Rory Gordon https://auroragordon.com/
Rory Gordon is a colorist with over ten years of experience in color correction and an unending desire to make great pictures even better. She is one of the most experienced HDR colorists working in television and streaming, with experience finishing over 120 episodes in HDR10 and Dolbyvision. Her work has appeared on HBO, Starz, Amazon, Netflix, Fox, and others.
She absolutely loves both the art and science of light and imaging. Every day she is pulled to the color bay with joy and enthusiasm that is as fervent as the day she built her first basement darkroom many years ago. She works with cinematographers, showrunners, post-producers, and everyone in the pipeline to realize and polish ideas from pre-production to final end-user experiences. From dream to screen.
She is an expert in applied color science, pursuing continuing education with graduate-level coursework from her alma mater RIT, and she is a published author and speaker with the SMPTE Journal, HPA Tech Retreat, and an enthusiastic guest for organizations and podcasts that further explore color science and the overlap between psychophysics and art. She lives in Los Angeles with her partner James Gibson and their two cats.

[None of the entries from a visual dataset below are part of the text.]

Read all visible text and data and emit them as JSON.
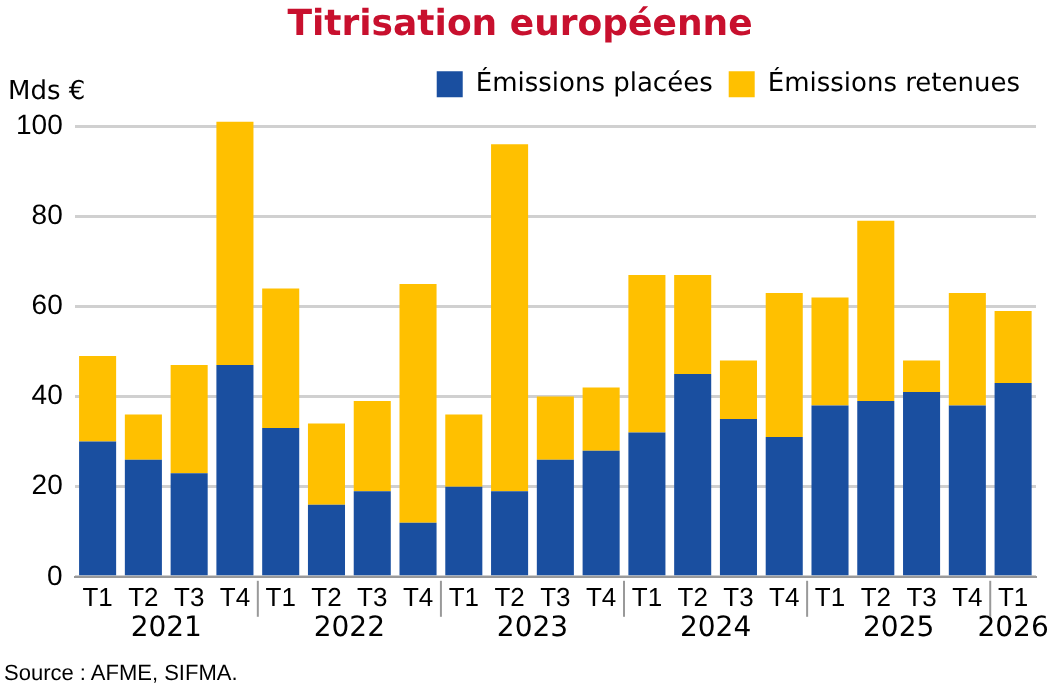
{
  "chart_data": {
    "type": "bar",
    "title": "Titrisation européenne",
    "ylabel": "Mds €",
    "stacked": true,
    "categories": [
      "T1",
      "T2",
      "T3",
      "T4",
      "T1",
      "T2",
      "T3",
      "T4",
      "T1",
      "T2",
      "T3",
      "T4",
      "T1",
      "T2",
      "T3",
      "T4",
      "T1",
      "T2",
      "T3",
      "T4",
      "T1"
    ],
    "series": [
      {
        "name": "Émissions placées",
        "color": "#1a4fa0",
        "values": [
          30,
          26,
          23,
          47,
          33,
          16,
          19,
          12,
          20,
          19,
          26,
          28,
          32,
          45,
          35,
          31,
          38,
          39,
          41,
          38,
          43
        ]
      },
      {
        "name": "Émissions retenues",
        "color": "#ffc000",
        "values": [
          19,
          10,
          24,
          54,
          31,
          18,
          20,
          53,
          16,
          77,
          14,
          14,
          35,
          22,
          13,
          32,
          24,
          40,
          7,
          25,
          16
        ]
      }
    ],
    "ylim": [
      0,
      102
    ],
    "yticks": [
      0,
      20,
      40,
      60,
      80,
      100
    ],
    "grid": "y",
    "legend": "top",
    "annotations": [
      "2021",
      "2022",
      "2023",
      "2024",
      "2025",
      "2026",
      "Source : AFME, SIFMA."
    ]
  }
}
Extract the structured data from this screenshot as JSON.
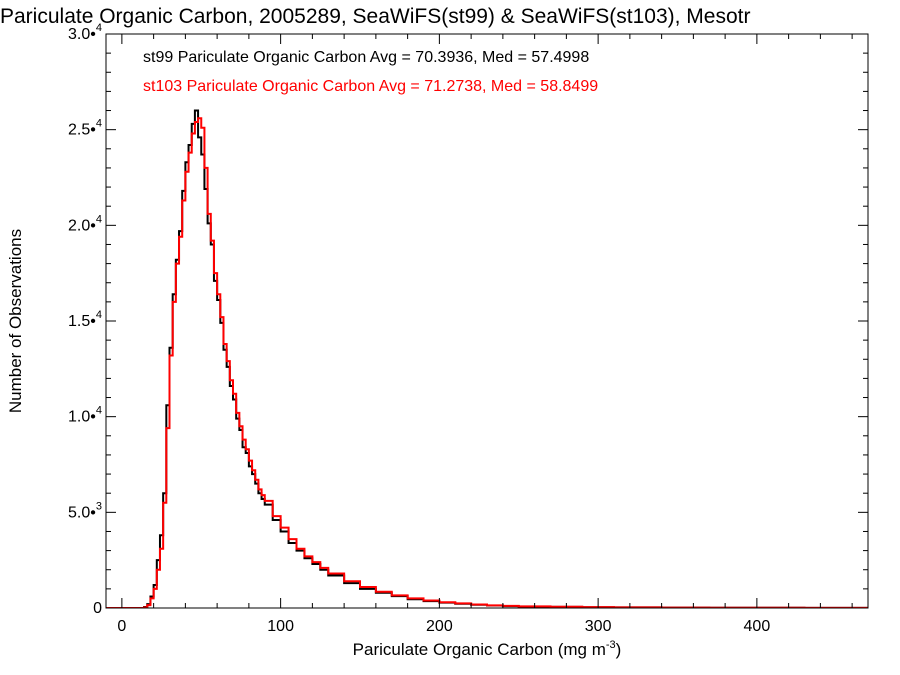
{
  "chart_data": {
    "type": "line",
    "step": true,
    "title": "Pariculate Organic Carbon, 2005289, SeaWiFS(st99) & SeaWiFS(st103), Mesotr",
    "xlabel": "Pariculate Organic Carbon (mg m",
    "xlabel_sup": "-3",
    "xlabel_end": ")",
    "ylabel": "Number of Observations",
    "xlim": [
      -10,
      470
    ],
    "ylim": [
      0,
      30000
    ],
    "grid": false,
    "legend_position": "top-left",
    "xticks": [
      {
        "value": 0,
        "label": "0"
      },
      {
        "value": 100,
        "label": "100"
      },
      {
        "value": 200,
        "label": "200"
      },
      {
        "value": 300,
        "label": "300"
      },
      {
        "value": 400,
        "label": "400"
      }
    ],
    "yticks": [
      {
        "value": 0,
        "mant": "0",
        "exp": ""
      },
      {
        "value": 5000,
        "mant": "5.0•",
        "exp": "3"
      },
      {
        "value": 10000,
        "mant": "1.0•",
        "exp": "4"
      },
      {
        "value": 15000,
        "mant": "1.5•",
        "exp": "4"
      },
      {
        "value": 20000,
        "mant": "2.0•",
        "exp": "4"
      },
      {
        "value": 25000,
        "mant": "2.5•",
        "exp": "4"
      },
      {
        "value": 30000,
        "mant": "3.0•",
        "exp": "4"
      }
    ],
    "series": [
      {
        "name": "st99",
        "label": "st99 Pariculate Organic Carbon Avg = 70.3936, Med = 57.4998",
        "color": "#000000",
        "x": [
          10,
          12,
          14,
          16,
          18,
          20,
          22,
          24,
          26,
          28,
          30,
          32,
          34,
          36,
          38,
          40,
          42,
          44,
          46,
          48,
          50,
          52,
          54,
          56,
          58,
          60,
          62,
          64,
          66,
          68,
          70,
          72,
          74,
          76,
          78,
          80,
          82,
          84,
          86,
          88,
          90,
          95,
          100,
          105,
          110,
          115,
          120,
          125,
          130,
          140,
          150,
          160,
          170,
          180,
          190,
          200,
          210,
          220,
          230,
          240,
          250,
          270,
          290,
          310,
          340,
          370,
          400,
          430,
          470
        ],
        "values": [
          0,
          0,
          50,
          200,
          600,
          1200,
          2500,
          3800,
          6000,
          10600,
          13600,
          16400,
          18200,
          19700,
          21800,
          23300,
          24200,
          25300,
          26000,
          24600,
          23700,
          21900,
          20100,
          19000,
          17100,
          16100,
          14900,
          13500,
          12600,
          11600,
          10900,
          9900,
          9300,
          8400,
          8100,
          7400,
          7000,
          6500,
          6000,
          5700,
          5400,
          4600,
          4000,
          3400,
          3000,
          2600,
          2300,
          2000,
          1700,
          1300,
          1000,
          800,
          620,
          460,
          360,
          280,
          220,
          170,
          130,
          100,
          80,
          60,
          40,
          30,
          20,
          15,
          10,
          5,
          5
        ]
      },
      {
        "name": "st103",
        "label": "st103 Pariculate Organic Carbon Avg = 71.2738, Med = 58.8499",
        "color": "#ff0000",
        "x": [
          10,
          12,
          14,
          16,
          18,
          20,
          22,
          24,
          26,
          28,
          30,
          32,
          34,
          36,
          38,
          40,
          42,
          44,
          46,
          48,
          50,
          52,
          54,
          56,
          58,
          60,
          62,
          64,
          66,
          68,
          70,
          72,
          74,
          76,
          78,
          80,
          82,
          84,
          86,
          88,
          90,
          95,
          100,
          105,
          110,
          115,
          120,
          125,
          130,
          140,
          150,
          160,
          170,
          180,
          190,
          200,
          210,
          220,
          230,
          240,
          250,
          270,
          290,
          310,
          340,
          370,
          400,
          430,
          470
        ],
        "values": [
          0,
          0,
          30,
          150,
          500,
          1000,
          2000,
          3100,
          5500,
          9400,
          13200,
          16000,
          18000,
          19400,
          21300,
          22800,
          23800,
          24800,
          25400,
          25600,
          25100,
          23000,
          20600,
          19200,
          17500,
          16400,
          15200,
          13800,
          12900,
          11900,
          11200,
          10200,
          9500,
          8800,
          8300,
          7700,
          7200,
          6700,
          6200,
          5900,
          5600,
          4800,
          4200,
          3600,
          3100,
          2700,
          2400,
          2100,
          1800,
          1400,
          1100,
          850,
          660,
          500,
          390,
          300,
          240,
          180,
          140,
          110,
          85,
          65,
          45,
          32,
          22,
          16,
          11,
          6,
          5
        ]
      }
    ]
  }
}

Craig Kief https://www.craigkief.com/
Cinematographer Craig Kief’s impressive body of work spans numerous genres and styles. Kief shot two seasons of The Unicorn and lensed the pilots and first seasons for the 1970s-based period show The Kids Are Alright, the dramedy Me Myself and I, and the action comedy The Mick. Kief recently completed principal photography on The Muppets Haunted Mansion movie for Disney+, which was shot primarily inside an LED Volume using real-time 3D environments running in Unreal Engine instead of practical sets. Earlier, Kief shot the sophomore mockumentary film Tour De Pharmacy, rejoining the team behind 7 Days In Hell, both of which were for HBO.
In between long-form projects, Kief shoots commercials for clients such as Apple, Under Armour, Disney, AT&T, Google, and many others. He has also lensed dozens of music videos, including Lovett's 'Eye of the Storm', which earned Kief a nomination for best cinematography at Camerimage. His work has been covered in American Cinematographer, ICG, IndieWire, Post Magazine, and Cinefex.
Prior to working as a cinematographer, Kief spent several years working as a gaffer, and he graduated from the Florida State University Film School – where he received the ASC Gregg Toland Heritage Award Honorable Mention for one of his films.
He currently serves as co-chair of 3 committees at the ASC, including Future Practices - which is tasked with assisting cinematographers in deploying the latest technologies and techniques to work in the pandemic world. He was also recently an instructor in an ASC Master Class on Virtual Production.